The VAT drop in Luxembourg (to 3%) gives Amazon a fairly large competitive advantage, since that’s where Amazon’s European operation is based—so UK e-book buyers will only pay a 3% tax when they buy an e-book from Amazon, as opposed to the 20% they have to pay everyone based in the UK. The EU is going to change how VATs are handled so that buyers will pay the tax of their country rather than that of the vendor, but that change will not take effect until 2015.

7 COMMENTS

  1. Electronic media as services rather than goods? It’s clear that the EU Parliament is clueless. Add that to a long list that includes banning the importation of bananas due to their curvature and an attempt to ban wooden clogs as unsafe.

    As usual, Amazon is scheming to evade the taxes that almost everyone else has to pay. John Rockefeller and his infamous Standard Oil engaged in similar schemes (railroad shipping fees when oil went by tanker cars) and media exposure of that and his other sins earned him the title, “the most hated man in America.” I suspect something similar will happen to Jeff Bezos.

    I won’t praise Luxembourg since it provides at a tax haven for giant corporations that isn’t open to small, local stores.

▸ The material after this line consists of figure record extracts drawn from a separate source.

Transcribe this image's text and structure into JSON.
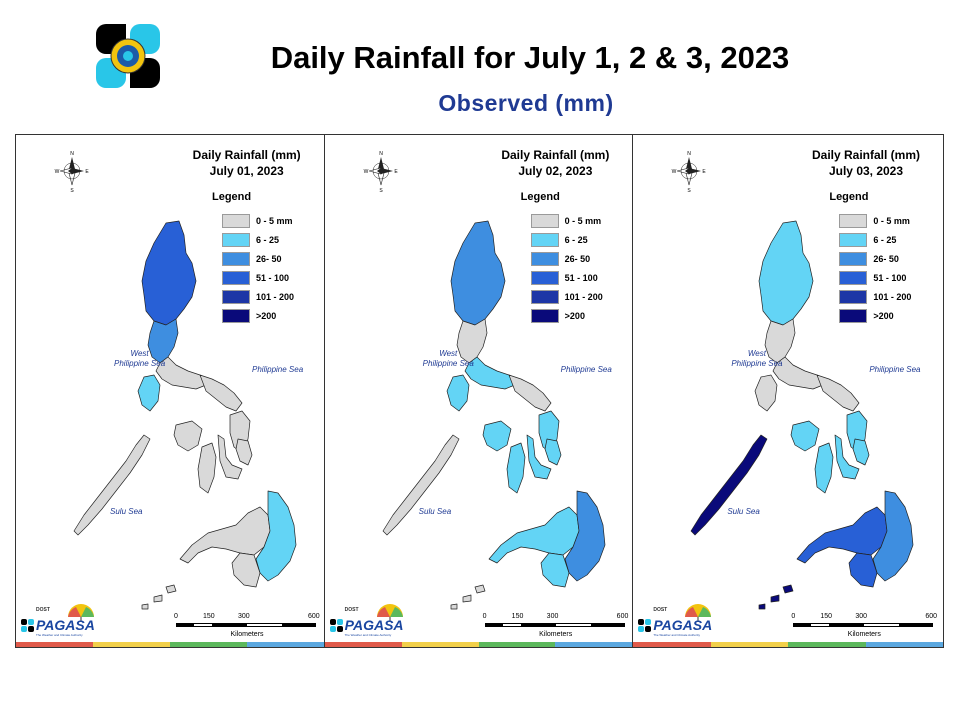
{
  "header": {
    "title": "Daily Rainfall for July 1, 2 & 3, 2023",
    "subtitle": "Observed (mm)"
  },
  "legend": {
    "title": "Legend",
    "classes": [
      {
        "label": "0 - 5 mm",
        "color": "#d9d9d9"
      },
      {
        "label": "6 - 25",
        "color": "#63d4f5"
      },
      {
        "label": "26- 50",
        "color": "#3e8ee0"
      },
      {
        "label": "51 - 100",
        "color": "#2860d6"
      },
      {
        "label": "101 - 200",
        "color": "#1d36a6"
      },
      {
        "label": ">200",
        "color": "#0a0a7a"
      }
    ]
  },
  "labels": {
    "west_sea": "West\nPhilippine Sea",
    "east_sea": "Philippine Sea",
    "sulu_sea": "Sulu Sea",
    "compass": {
      "n": "N",
      "s": "S",
      "e": "E",
      "w": "W"
    },
    "scale_ticks": [
      "0",
      "150",
      "300",
      "600"
    ],
    "scale_unit": "Kilometers",
    "brand": "PAGASA",
    "brand_top": "DOST",
    "brand_sub": "The Weather and Climate Authority"
  },
  "strip_colors": [
    "#e05a4a",
    "#f2d04a",
    "#5cb85c",
    "#5ba8e0"
  ],
  "panels": [
    {
      "heading": "Daily Rainfall (mm)",
      "date": "July 01, 2023",
      "colors": {
        "luzon_north": "#2860d6",
        "luzon_mid": "#3e8ee0",
        "luzon_south": "#d9d9d9",
        "mindoro": "#63d4f5",
        "bicol": "#d9d9d9",
        "visayas": "#d9d9d9",
        "palawan": "#d9d9d9",
        "mindanao_west": "#d9d9d9",
        "mindanao_east": "#63d4f5"
      }
    },
    {
      "heading": "Daily Rainfall (mm)",
      "date": "July 02, 2023",
      "colors": {
        "luzon_north": "#3e8ee0",
        "luzon_mid": "#d9d9d9",
        "luzon_south": "#63d4f5",
        "mindoro": "#63d4f5",
        "bicol": "#d9d9d9",
        "visayas": "#63d4f5",
        "palawan": "#d9d9d9",
        "mindanao_west": "#63d4f5",
        "mindanao_east": "#3e8ee0"
      }
    },
    {
      "heading": "Daily Rainfall (mm)",
      "date": "July 03, 2023",
      "colors": {
        "luzon_north": "#63d4f5",
        "luzon_mid": "#d9d9d9",
        "luzon_south": "#d9d9d9",
        "mindoro": "#d9d9d9",
        "bicol": "#d9d9d9",
        "visayas": "#63d4f5",
        "palawan": "#0a0a7a",
        "mindanao_west": "#2860d6",
        "mindanao_east": "#3e8ee0"
      }
    }
  ]
}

But I will praise the French for their efforts to ensure that ebook market isn’t totally dominated by any one supplier.

    The priority that Europeans place on controlling their cultural distribution systems may prove Amazon’s undoing.

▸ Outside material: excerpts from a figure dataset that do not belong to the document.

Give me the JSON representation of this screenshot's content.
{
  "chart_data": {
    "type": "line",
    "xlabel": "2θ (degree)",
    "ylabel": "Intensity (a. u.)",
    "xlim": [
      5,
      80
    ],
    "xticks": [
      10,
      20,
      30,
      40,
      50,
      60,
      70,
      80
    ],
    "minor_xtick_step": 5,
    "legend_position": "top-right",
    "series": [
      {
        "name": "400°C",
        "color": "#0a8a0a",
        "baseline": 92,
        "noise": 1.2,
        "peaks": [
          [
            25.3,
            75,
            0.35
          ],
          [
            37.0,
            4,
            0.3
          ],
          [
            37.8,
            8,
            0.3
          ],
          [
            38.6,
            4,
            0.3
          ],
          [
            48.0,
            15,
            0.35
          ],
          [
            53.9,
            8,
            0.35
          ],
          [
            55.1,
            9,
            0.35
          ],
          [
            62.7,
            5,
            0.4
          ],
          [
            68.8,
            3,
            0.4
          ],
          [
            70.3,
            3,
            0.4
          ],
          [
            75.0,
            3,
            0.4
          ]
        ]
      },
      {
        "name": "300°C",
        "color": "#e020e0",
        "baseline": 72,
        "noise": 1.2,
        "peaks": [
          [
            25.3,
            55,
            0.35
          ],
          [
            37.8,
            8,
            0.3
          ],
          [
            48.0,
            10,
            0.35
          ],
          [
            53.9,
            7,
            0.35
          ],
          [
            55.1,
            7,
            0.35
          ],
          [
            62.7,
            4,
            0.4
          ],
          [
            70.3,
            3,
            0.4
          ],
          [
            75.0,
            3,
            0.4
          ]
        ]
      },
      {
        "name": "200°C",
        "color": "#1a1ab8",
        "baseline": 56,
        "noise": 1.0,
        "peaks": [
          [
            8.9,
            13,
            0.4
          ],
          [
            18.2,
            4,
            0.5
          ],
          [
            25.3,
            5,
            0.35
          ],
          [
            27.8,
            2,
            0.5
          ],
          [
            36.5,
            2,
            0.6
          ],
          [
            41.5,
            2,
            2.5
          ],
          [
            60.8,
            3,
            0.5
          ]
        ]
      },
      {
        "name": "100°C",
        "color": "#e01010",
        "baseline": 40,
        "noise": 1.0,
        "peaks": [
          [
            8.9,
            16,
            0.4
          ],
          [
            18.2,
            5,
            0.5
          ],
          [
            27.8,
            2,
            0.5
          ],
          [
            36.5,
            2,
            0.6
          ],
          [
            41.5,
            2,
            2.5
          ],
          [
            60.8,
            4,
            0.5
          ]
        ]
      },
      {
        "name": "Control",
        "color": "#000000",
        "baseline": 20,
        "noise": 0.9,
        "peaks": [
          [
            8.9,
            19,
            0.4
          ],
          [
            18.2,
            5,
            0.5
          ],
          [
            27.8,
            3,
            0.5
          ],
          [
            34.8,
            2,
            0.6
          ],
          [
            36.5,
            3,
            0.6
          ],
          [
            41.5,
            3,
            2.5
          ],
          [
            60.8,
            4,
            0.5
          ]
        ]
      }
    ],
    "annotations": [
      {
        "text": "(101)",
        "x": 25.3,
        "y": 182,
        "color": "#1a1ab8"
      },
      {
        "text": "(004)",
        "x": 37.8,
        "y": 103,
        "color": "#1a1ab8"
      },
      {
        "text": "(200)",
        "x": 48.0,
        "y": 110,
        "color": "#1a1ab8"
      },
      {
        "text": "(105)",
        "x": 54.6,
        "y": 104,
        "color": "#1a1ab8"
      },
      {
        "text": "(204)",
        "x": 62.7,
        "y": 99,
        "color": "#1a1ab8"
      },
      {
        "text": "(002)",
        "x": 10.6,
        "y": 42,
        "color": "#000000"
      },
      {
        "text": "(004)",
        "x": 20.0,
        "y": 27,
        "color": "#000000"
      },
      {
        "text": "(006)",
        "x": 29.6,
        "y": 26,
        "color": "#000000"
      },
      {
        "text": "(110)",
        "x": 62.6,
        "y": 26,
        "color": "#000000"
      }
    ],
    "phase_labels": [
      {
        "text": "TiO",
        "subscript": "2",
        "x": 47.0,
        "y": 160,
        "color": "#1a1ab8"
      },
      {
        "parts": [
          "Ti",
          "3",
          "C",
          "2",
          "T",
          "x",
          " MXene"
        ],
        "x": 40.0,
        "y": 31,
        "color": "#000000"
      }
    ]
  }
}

  2. Heh. Folks keep praying for *something* to magically be Amazon’s “undoing”.
    How about doing as good a job at selling products?
    Is that too much to ask?
    There’s nothing magical abut Amazon: they are simply a lean, technologically savvy company that is constantly looking for ways to turn a buck and satisfy their customers at the same time. (Note the second clause.)
    If they see an opening, they use it; what they do, others could, too.
    After all it wasn’t that long ago when Amazon *was* the “little guy”.
    Sitting around wringing your hands about the “plight” of the “little guys” is assuming the “little guys” are inherently inferior.
    Whatever happened to “What a man has done, another can aspire to?”
    New year coming: maybe we’ll see more competition and lest whining?

  3. DensityDuck, let me jump in here and answer for Felix. Basing yourself in a foreign country to save your customers money in buying your products could definitely be considered “doing a better job.” Why would you not think so? Felix is saying that others could have done the same. Yes, they could, and they didn’t, so why get mad at Amazon because they came in first?

  4. Mary: Dodging taxes by basing yourself offshore is not about “saving your customers money”. It’s cheating. It’s manipulating the system so that you can cut your operating expenses in a way that other retailers are legally barred from doing. It’s not “smart business practice” any more than is using Chinese slave labor to build your products.

  5. DensityDuck: nobody is legally barred from basing their company in another country. The UK retailer are being cheated, yes, but not by Amazon – they’re being cheated by the nutty EU legislation and by UK’s decision to keep the 20% VAT rate on ebooks, despite the fact that by the already announced change in legislation, they would be quite safe in adopting the reduced rate immediately.